Age groups and gender
For analyses of cancer testing, we included working women 40 years and older in the analysis of mammography. During the time of this survey, recommendations for mammography included women from age 40 to 49 years [20]. All adult working women (18 years of age or older) were included in analyses of Pap testing. Colorectal cancer analyses (endoscopy and FOBT) focused on adults 50 years of age or older. Analyses of the outcomes of those individuals who had seen or spoken with a doctor and the number of visits included all working adults 18 years of age and older. Figure 1 presents a chart of population sub-groups for analyses. We assumed that most adults who were healthy enough to work could potentially benefit from early cancer detection, regardless of age, and therefore we did not apply an upper age limit for the use of any cancer screening test.
Other covariates
All variables were self-reported. These included age (classified by 10 year age groups), education (less than high school, high school or GED, some college and college graduates), race/ethnicity (Hispanic, non-Hispanic white, non-Hispanic black, and non-Hispanic other), poverty ratio (<100%, 100% to <200%, 200% to <400%, 400% or more), insurance status (private, public only, private and public, not covered and unknown), usual source of medical care (yes, no, and only emergency room care) and marital status (never married, married/partnered, and widowed/divorced). Missing data for income was imputed by using multiple imputation [17].
Statistical analysis
We used descriptive statistics to examine the distribution of occupational characteristics of the U.S. workforce with and without paid sick leave. In addition, we used the chi-square test to examine the association of having paid sick leave with the uptake of various cancer tests, the number of physician visits and whether members of this population have been seen by a doctor during the prior year. We used six multivariate logistic regression models that show the association between sick leave status and various socio-demographic characteristics with each of the cancer tests, number of physician visits, and whether members saw a doctor during the prior year. To enable easy interpretation of the models’ results, we computed and presented adjusted percentages (predicted margins), which are derived from the logistic regression model [21]. Overall associations were assessed with the Wald F statistic, and differences between categories within each adjusted variable were tested using general linear contrasts of the percentages.

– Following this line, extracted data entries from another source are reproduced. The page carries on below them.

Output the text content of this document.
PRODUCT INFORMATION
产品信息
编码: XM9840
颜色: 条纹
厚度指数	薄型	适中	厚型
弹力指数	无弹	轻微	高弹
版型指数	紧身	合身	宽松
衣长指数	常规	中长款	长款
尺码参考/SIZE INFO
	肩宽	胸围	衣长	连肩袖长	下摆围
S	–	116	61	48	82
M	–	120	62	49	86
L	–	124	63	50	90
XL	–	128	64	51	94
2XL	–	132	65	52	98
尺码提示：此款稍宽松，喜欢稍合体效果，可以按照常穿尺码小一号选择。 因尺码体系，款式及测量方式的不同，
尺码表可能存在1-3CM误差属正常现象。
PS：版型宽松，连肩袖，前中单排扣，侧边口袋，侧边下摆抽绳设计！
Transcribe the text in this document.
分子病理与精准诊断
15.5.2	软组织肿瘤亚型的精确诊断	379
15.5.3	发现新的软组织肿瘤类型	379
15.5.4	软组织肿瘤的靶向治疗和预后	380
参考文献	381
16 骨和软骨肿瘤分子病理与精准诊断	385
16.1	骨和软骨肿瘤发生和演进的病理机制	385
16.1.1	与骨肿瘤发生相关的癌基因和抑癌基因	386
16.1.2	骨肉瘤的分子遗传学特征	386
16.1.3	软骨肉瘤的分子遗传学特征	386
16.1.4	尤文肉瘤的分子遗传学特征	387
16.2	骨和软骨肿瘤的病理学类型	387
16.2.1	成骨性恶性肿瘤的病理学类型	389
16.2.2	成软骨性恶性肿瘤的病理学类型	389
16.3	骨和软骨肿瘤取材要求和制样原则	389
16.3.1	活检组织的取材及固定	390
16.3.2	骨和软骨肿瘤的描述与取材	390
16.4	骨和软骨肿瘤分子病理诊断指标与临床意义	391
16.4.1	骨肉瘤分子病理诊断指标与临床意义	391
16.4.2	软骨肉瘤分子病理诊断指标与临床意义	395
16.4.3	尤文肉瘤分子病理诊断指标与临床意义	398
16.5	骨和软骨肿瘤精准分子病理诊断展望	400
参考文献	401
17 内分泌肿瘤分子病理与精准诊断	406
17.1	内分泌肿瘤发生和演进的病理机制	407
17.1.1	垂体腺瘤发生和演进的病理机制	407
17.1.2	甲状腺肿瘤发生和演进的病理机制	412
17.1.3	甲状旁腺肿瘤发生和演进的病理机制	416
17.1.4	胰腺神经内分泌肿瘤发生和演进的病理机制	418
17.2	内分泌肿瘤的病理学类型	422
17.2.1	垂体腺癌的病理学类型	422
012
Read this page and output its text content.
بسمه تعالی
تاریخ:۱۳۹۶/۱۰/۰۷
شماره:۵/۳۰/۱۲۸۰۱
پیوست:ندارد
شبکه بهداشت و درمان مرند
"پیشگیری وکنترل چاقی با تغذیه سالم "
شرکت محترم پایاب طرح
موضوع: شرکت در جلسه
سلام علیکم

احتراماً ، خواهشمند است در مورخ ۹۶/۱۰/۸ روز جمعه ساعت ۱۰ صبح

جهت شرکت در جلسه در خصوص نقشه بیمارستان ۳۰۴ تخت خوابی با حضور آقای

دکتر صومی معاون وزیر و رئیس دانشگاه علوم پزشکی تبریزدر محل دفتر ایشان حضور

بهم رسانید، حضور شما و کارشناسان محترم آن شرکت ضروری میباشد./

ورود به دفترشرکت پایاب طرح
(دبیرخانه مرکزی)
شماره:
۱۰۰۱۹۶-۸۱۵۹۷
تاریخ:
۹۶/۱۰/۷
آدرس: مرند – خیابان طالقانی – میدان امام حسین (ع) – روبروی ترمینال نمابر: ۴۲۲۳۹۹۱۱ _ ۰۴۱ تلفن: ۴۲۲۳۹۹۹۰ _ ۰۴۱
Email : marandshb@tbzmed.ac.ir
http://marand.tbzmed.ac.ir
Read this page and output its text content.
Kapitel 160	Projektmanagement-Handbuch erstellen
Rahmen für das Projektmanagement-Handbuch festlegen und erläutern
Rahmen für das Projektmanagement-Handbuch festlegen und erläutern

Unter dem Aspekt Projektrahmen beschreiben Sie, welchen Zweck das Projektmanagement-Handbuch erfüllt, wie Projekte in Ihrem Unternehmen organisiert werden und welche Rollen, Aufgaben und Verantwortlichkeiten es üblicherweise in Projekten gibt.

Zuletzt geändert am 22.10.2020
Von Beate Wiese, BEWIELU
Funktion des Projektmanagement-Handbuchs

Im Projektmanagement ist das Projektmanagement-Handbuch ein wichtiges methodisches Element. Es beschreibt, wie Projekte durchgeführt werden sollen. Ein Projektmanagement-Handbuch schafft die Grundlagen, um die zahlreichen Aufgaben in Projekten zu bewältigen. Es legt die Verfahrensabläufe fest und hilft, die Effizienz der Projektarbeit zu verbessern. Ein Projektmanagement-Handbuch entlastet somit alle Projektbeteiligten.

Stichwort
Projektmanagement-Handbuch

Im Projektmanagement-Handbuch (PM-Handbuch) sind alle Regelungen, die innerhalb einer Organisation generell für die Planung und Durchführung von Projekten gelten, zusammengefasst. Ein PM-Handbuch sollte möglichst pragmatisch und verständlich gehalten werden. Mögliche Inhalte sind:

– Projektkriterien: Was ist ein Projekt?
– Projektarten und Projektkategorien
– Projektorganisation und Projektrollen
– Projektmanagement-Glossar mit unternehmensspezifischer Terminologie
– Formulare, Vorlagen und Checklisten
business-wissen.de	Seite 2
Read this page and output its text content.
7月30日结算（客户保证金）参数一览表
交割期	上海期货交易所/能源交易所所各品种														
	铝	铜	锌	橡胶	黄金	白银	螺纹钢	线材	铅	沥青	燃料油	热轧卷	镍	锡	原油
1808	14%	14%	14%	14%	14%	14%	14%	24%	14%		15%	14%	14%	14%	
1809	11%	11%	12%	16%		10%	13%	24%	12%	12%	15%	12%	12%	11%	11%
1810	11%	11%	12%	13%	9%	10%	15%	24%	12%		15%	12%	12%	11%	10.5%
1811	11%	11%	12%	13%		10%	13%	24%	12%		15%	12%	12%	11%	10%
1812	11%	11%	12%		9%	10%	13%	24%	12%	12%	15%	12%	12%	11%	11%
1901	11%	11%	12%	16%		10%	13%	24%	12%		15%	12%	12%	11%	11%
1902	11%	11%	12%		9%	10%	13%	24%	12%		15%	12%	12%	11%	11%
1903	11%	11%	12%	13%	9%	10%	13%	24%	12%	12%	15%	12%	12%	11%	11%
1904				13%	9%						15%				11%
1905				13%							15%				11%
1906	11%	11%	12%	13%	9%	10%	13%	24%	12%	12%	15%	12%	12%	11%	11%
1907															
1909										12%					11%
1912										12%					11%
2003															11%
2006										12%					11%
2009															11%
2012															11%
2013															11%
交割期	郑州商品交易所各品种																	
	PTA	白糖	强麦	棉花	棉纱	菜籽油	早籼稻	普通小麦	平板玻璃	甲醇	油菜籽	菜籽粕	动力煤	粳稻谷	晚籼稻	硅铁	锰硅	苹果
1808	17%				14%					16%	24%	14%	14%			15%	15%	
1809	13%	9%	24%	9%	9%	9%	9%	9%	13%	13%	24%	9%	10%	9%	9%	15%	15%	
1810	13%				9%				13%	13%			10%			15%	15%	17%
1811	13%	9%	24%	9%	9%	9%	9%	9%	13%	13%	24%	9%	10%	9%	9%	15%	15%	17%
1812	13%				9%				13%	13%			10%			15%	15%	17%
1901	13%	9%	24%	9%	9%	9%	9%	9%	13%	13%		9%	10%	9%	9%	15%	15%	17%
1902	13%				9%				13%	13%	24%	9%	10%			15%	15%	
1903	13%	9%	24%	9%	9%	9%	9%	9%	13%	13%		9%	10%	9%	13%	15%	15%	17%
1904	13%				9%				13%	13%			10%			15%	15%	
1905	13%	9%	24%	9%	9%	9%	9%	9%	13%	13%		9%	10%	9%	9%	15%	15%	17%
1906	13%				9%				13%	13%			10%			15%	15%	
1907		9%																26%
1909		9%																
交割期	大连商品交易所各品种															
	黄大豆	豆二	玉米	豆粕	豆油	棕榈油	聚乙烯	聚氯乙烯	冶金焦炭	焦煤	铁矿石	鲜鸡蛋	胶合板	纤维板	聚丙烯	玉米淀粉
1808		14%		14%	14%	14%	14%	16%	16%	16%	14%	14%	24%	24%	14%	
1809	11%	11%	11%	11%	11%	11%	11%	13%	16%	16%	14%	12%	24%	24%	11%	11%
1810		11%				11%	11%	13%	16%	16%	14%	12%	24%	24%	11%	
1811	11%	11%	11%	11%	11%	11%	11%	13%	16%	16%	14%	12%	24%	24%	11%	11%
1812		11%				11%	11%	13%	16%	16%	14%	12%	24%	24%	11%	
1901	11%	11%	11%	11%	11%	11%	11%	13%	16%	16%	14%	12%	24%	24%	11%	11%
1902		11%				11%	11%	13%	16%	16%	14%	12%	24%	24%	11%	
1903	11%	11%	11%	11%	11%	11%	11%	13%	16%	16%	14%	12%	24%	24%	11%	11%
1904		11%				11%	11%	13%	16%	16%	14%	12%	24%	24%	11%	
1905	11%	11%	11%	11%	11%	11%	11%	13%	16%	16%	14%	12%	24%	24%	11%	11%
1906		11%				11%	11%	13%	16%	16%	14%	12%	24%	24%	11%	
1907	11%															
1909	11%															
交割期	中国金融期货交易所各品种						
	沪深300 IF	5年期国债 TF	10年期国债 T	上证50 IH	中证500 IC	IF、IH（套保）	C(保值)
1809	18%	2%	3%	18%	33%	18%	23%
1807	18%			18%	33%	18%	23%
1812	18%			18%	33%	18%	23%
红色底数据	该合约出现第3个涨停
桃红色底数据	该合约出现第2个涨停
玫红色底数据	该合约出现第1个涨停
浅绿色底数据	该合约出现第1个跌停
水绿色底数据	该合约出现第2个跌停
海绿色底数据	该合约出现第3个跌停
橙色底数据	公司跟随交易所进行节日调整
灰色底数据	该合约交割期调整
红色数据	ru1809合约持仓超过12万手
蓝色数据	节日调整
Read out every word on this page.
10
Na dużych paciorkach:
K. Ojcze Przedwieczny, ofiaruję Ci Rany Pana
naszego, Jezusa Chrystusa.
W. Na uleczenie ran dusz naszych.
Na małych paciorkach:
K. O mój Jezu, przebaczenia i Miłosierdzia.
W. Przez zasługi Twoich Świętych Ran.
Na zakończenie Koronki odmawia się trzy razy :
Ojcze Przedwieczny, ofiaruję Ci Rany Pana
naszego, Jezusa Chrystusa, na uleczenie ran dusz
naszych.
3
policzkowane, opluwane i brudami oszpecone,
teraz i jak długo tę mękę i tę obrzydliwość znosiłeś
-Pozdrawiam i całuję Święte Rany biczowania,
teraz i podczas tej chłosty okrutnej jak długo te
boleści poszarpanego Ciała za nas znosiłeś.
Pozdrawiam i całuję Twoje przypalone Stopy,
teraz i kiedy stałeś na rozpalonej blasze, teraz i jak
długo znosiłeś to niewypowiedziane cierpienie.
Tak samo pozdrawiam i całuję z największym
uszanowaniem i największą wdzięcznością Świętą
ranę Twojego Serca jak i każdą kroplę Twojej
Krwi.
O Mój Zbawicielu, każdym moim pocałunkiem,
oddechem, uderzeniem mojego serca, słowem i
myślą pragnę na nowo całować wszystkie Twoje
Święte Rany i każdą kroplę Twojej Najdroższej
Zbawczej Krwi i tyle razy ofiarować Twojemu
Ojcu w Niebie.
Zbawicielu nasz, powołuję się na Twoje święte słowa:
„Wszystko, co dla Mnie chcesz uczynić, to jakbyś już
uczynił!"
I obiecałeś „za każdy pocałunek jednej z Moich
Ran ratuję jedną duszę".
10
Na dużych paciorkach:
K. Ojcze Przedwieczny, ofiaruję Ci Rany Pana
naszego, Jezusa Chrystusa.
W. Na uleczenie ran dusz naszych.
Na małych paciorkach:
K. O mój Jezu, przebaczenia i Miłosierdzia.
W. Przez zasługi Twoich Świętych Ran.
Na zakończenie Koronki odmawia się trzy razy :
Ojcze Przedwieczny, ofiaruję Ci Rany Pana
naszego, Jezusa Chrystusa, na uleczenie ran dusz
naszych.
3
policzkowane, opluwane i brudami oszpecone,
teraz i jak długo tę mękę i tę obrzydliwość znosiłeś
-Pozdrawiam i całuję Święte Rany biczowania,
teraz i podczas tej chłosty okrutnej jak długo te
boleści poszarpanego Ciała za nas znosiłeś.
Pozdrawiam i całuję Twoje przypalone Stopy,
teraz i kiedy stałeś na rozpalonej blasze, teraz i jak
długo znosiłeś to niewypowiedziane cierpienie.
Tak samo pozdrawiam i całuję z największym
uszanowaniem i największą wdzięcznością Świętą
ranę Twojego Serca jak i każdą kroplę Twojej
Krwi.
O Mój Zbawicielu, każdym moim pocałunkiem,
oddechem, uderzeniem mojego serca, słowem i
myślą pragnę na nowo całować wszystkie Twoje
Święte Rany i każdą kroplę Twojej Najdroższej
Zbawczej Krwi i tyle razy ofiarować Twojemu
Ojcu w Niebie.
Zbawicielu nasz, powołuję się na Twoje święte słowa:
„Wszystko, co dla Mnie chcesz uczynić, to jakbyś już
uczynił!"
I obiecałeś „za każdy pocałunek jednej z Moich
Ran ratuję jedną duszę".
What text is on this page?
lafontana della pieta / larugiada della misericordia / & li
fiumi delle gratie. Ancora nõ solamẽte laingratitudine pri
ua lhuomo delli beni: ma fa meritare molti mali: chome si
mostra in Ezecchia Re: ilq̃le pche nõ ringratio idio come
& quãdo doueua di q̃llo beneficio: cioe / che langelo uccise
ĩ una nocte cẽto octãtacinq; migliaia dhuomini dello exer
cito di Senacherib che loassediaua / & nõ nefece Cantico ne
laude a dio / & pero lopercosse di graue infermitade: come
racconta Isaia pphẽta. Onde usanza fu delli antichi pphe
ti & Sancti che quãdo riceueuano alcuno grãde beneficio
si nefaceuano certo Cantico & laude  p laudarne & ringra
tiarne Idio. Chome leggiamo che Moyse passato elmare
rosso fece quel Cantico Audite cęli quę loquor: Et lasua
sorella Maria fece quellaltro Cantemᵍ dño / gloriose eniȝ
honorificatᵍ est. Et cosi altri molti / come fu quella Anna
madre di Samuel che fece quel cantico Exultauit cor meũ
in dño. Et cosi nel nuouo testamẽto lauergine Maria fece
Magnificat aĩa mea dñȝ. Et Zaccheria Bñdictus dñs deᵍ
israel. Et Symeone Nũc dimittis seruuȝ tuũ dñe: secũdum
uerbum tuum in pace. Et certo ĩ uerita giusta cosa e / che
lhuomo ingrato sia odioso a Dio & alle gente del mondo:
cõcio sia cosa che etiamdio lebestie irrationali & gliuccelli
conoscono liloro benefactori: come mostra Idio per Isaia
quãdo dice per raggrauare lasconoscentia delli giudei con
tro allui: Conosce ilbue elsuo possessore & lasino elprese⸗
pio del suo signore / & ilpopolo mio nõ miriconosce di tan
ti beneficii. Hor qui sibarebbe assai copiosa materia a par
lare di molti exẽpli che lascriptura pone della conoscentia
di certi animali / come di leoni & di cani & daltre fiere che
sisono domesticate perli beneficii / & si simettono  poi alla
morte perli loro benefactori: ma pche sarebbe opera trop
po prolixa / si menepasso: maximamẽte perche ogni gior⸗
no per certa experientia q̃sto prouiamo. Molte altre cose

To generalize the results to the population, each respondent was assigned a sampling weight. The weights accounted for selection probability and non-response. A P-value of less than 0.05 was considered statistically significant. We considered an estimate to be unstable and recommend caution in interpretation if the relative standard error, (calculated as [standard error/estimated percentage] x 100), was more than 30%. All statistical analyses were performed by using SAS 9.2 with SUDAAN release 10 (Research Triangle Institute, Research Triangle Park, NC) to adjust for the complex sampling design of the NHIS.